XML help

Sun Jun 5 09:41:35 EDT 2005

I'm 4 months new to python and 4 hours new to XML. I've been trying to
understand and use the DOM tree walk sample shown at this site:
http://www.rexx.com/~dkuhlman/pyxmlfaq.html to walk through an xml file from
which I need to extract data for subsequent plotting.

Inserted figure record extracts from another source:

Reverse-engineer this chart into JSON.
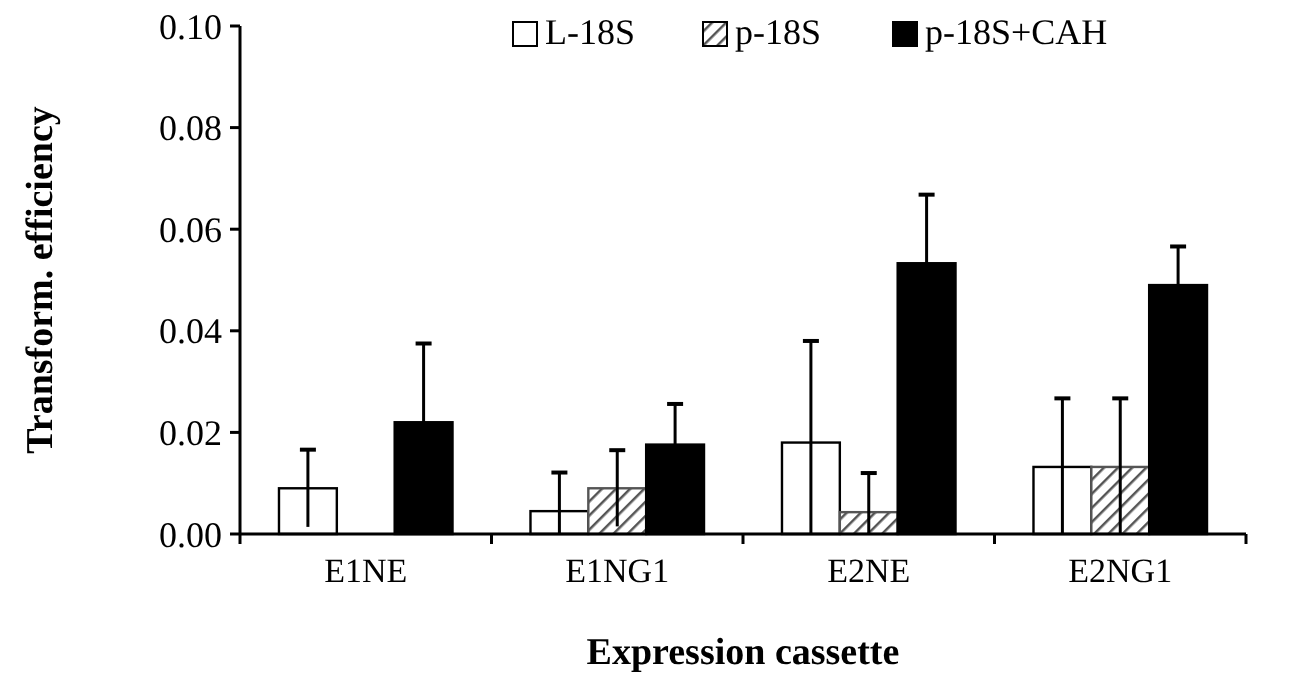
{
  "chart_data": {
    "type": "bar",
    "xlabel": "Expression cassette",
    "ylabel": "Transform. efficiency",
    "categories": [
      "E1NE",
      "E1NG1",
      "E2NE",
      "E2NG1"
    ],
    "series": [
      {
        "name": "L-18S",
        "color": "#ffffff",
        "values": [
          0.009,
          0.0045,
          0.018,
          0.0132
        ],
        "errors": [
          0.0076,
          [
            0,
            0.0121
          ],
          [
            0,
            0.038
          ],
          0.0135
        ]
      },
      {
        "name": "p-18S",
        "color": "#555555",
        "values": [
          0,
          0.009,
          0.0043,
          0.0132
        ],
        "errors": [
          null,
          0.0075,
          [
            0,
            0.012
          ],
          0.0135
        ]
      },
      {
        "name": "p-18S+CAH",
        "color": "#000000",
        "values": [
          0.022,
          0.0176,
          0.0533,
          0.049
        ],
        "errors": [
          0.0155,
          0.008,
          0.0135,
          0.0076
        ]
      }
    ],
    "ylim": [
      0,
      0.1
    ],
    "yticks": [
      {
        "value": 0,
        "label": "0.00"
      },
      {
        "value": 0.02,
        "label": "0.02"
      },
      {
        "value": 0.04,
        "label": "0.04"
      },
      {
        "value": 0.06,
        "label": "0.06"
      },
      {
        "value": 0.08,
        "label": "0.08"
      },
      {
        "value": 0.1,
        "label": "0.10"
      }
    ],
    "legend": "top",
    "grid": false
  }
}
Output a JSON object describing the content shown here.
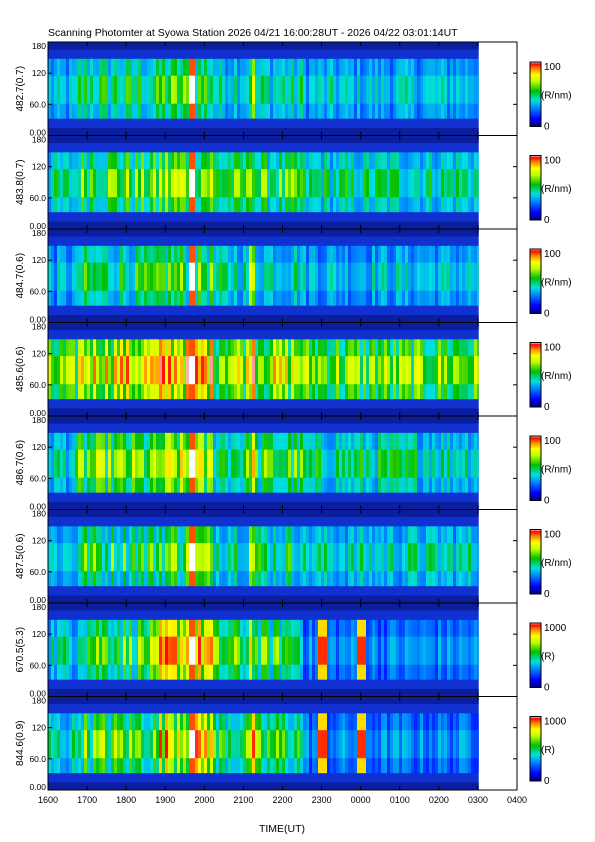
{
  "figure": {
    "title": "Scanning Photomter at Syowa Station  2026 04/21 16:00:28UT - 2026 04/22 03:01:14UT",
    "xlabel": "TIME(UT)"
  },
  "colors": {
    "colormap": [
      "#000080",
      "#0000ff",
      "#0080ff",
      "#00e0e0",
      "#00c000",
      "#c0ff00",
      "#ffff00",
      "#ff8000",
      "#ff0000",
      "#ffffff"
    ]
  },
  "chart_data": {
    "type": "heatmap",
    "title": "Scanning Photomter at Syowa Station  2026 04/21 16:00:28UT - 2026 04/22 03:01:14UT",
    "xlabel": "TIME(UT)",
    "x_ticks": [
      "1600",
      "1700",
      "1800",
      "1900",
      "2000",
      "2100",
      "2200",
      "2300",
      "0000",
      "0100",
      "0200",
      "0300",
      "0400"
    ],
    "xlim_hours": [
      16,
      28
    ],
    "data_end_hour": 27.02,
    "y_ticks": [
      "0.00",
      "60.0",
      "120",
      "180"
    ],
    "ylim": [
      0,
      180
    ],
    "panels": [
      {
        "label": "482.7(0.7)",
        "unit": "(R/nm)",
        "cmax": "100",
        "cmin": "0",
        "level": 0.45
      },
      {
        "label": "483.8(0.7)",
        "unit": "(R/nm)",
        "cmax": "100",
        "cmin": "0",
        "level": 0.55
      },
      {
        "label": "484.7(0.6)",
        "unit": "(R/nm)",
        "cmax": "100",
        "cmin": "0",
        "level": 0.45
      },
      {
        "label": "485.6(0.6)",
        "unit": "(R/nm)",
        "cmax": "100",
        "cmin": "0",
        "level": 0.75
      },
      {
        "label": "486.7(0.6)",
        "unit": "(R/nm)",
        "cmax": "100",
        "cmin": "0",
        "level": 0.55
      },
      {
        "label": "487.5(0.6)",
        "unit": "(R/nm)",
        "cmax": "100",
        "cmin": "0",
        "level": 0.5
      },
      {
        "label": "670.5(5.3)",
        "unit": "(R)",
        "cmax": "1000",
        "cmin": "0",
        "level": 0.55
      },
      {
        "label": "844.6(0.9)",
        "unit": "(R)",
        "cmax": "1000",
        "cmin": "0",
        "level": 0.55
      }
    ]
  }
}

I've repeated the functions from the site that I'm using here:

import sys, string
from xml.dom import minidom, Node

def walkTree(node):
    if node.nodeType == Node.ELEMENT_NODE:
        yield node
        for child in node.childNodes:
            for n1 in walkTree(child):
                yield n1

def test(inFileName):
    outFile = sys.stdout
    doc = minidom.parse(inFileName)
    rootNode = doc.documentElement
    level = 0
    for node in walkTree(rootNode):
        my_processing(node, outFile)

A piece of the XML file I want to process is here:

<XMLDocument>
  <!--
******************************************************************  -->
  <!--
******************************************************************  -->
  <!--File Name: C:\Temp\slit_coarse_isowall_velocity.xml-->
  <!--
******************************************************************  -->
  <!--
******************************************************************  -->
  <HEADER>
    <NAME>  Simulation Results XML Writer</NAME>
    <Version>  1.00</Version>
  </HEADER>
  <Dataset Name="Velocity" ID="1555">
    <DataType>  ELDT(Element data)</DataType>
    <DeptVar Name="Velocity" Unit="m/s"/>
    <NumberOfComponents>  1</NumberOfComponents>
    <NumberOfIndpVariables>  2</NumberOfIndpVariables>
    <IndpVar Name="Time" Unit="s"/>
    <IndpVar Name="Normalized thickness" Unit=""/>
    <Blocks>
      <NumberOfBlocks>  231</NumberOfBlocks>
      <Block Index="1">
        <IndpVar Name="Time" Value="0.065320" Unit="s"/>
        <IndpVar Name="Normalized thickness" Value="0.000000" Unit=""/>
        <NumberOfDependentVariables>  32</NumberOfDependentVariables>
        <Data>
          <ElementData ID="1">
            <DeptValues>     1.5098e+000</DeptValues>
          </ElementData>
          <ElementData ID="2">
            <DeptValues>     1.4991e+000</DeptValues>
          </ElementData>
          <ElementData ID="7">
            <DeptValues>     1.4744e+000</DeptValues>
          ......
        </Data>
      </Block>
      <Block Index="2">
        ....

As can be seen data is represented by blocks within which a datapoint exists
for finite element IDs. Number of entries in each block vary and Element IDs
are not necessarily contiguous.

I've managed to test for specific elements and extract values. I want to
place the reults in arrays with array index equal to element ID. So as I
walk the tree I temporarily store IDs and DeptValues in lists. I'm ok so
far. I then intend to create an array of size determined by the maximum
value of ID. So in the sample above the array size will be 8 even though
only three entries exist.

At this point I'm stuck because I want to do this latter array creation and
processing when I "see" the /Block end of block tag. However I can't figure
out how to do that. Obviously I'm not understanding something about XML DOM
trees and Elements because when I try to print all elements I never see an
end tag for any. I'm obviously approaching this from a readline and process
point of view which is probably half the problem.

So how can I initiate array processing at the end of each block prior to
reaching the next block. Of course I'm open to simpler ways too ;)

tia for any advice.